A researcher at the museum has found an actual poplar seed on Gustave Caillebotte’s piece which depicts white linens flapping in wind between poplar trees. It reveals that the artist painted under the trees on a windy day. The canvas is as large as one meter by one and a half meter. It must not have been easy to paint in such a strong wind.

Another example of their findings, an X-ray revealed that a portrait was found under another portrait. It appears that the artist may have recycled the canvas. Also found was the shocking discovery that what was believed to be a Monet's piece was found to be a fake. Another great finding was an anonymous painting that was identified as a Manet’s work. The two paintings are exhibited in the very last room at the Aomori Museum.

Renoir's small picture seems to be gathering the most visitors. It is a picture of a girl in a pink dress sewing, paying close attention to each stitch. The model is, in fact, a boy, but the reason why the painting is so attractive is the adorableness of the child’s serious manner.

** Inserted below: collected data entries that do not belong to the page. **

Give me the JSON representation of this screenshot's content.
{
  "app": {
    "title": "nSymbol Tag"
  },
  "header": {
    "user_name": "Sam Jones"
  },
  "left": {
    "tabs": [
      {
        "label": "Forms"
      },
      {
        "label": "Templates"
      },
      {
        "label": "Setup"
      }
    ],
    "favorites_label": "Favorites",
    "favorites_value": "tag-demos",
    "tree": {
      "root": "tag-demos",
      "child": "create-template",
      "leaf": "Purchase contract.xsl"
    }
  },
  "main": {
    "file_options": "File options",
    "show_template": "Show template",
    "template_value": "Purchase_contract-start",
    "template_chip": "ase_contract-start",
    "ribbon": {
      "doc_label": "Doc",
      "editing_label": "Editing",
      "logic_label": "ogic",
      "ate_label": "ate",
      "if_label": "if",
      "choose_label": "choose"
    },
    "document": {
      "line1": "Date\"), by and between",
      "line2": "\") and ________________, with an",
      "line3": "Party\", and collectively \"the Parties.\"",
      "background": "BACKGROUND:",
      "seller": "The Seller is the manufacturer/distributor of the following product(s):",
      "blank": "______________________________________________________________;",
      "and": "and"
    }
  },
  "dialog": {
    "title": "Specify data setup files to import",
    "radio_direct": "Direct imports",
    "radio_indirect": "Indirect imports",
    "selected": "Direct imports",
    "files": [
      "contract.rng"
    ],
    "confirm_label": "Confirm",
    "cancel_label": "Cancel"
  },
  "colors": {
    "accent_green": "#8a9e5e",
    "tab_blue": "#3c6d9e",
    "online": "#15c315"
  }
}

This special exhibition continues until October 10. It will be closed on September 12 and 26. Open from 9:00 to 18:00 (till Sep. 30) and from 9:30 to 17:00 from Oct. 1. Admission is 1,500 yen for adults, and 800 yen for college and high school students.

Driving Direction:
From the main gate, go straight and turn right at the city office. Turn right at the church past the City Hospital. When you come to a T, turn left. Soon afterwards, turn right and go across the railroad tracks. You are now on Rt. 8. Proceed about 17 km, and at the Circle K on your right turn left at the traffic light and go across the bridge. Turn right where you see a sign to “Michinoku Toll Road/ Aomori.” After 6 km, you will see Rt. 4. Go straight and the road becomes Michinoku Toll Road. At the tollgate, pay 840 yen and keep going. At the T, turn left onto Rt. 7. Then get off Rt. 7 at the sign “Sannai Maruyama Site/ Aomori Museum of Art.” Follow the signs for Aomori Museum of Art. It's the white building on your right.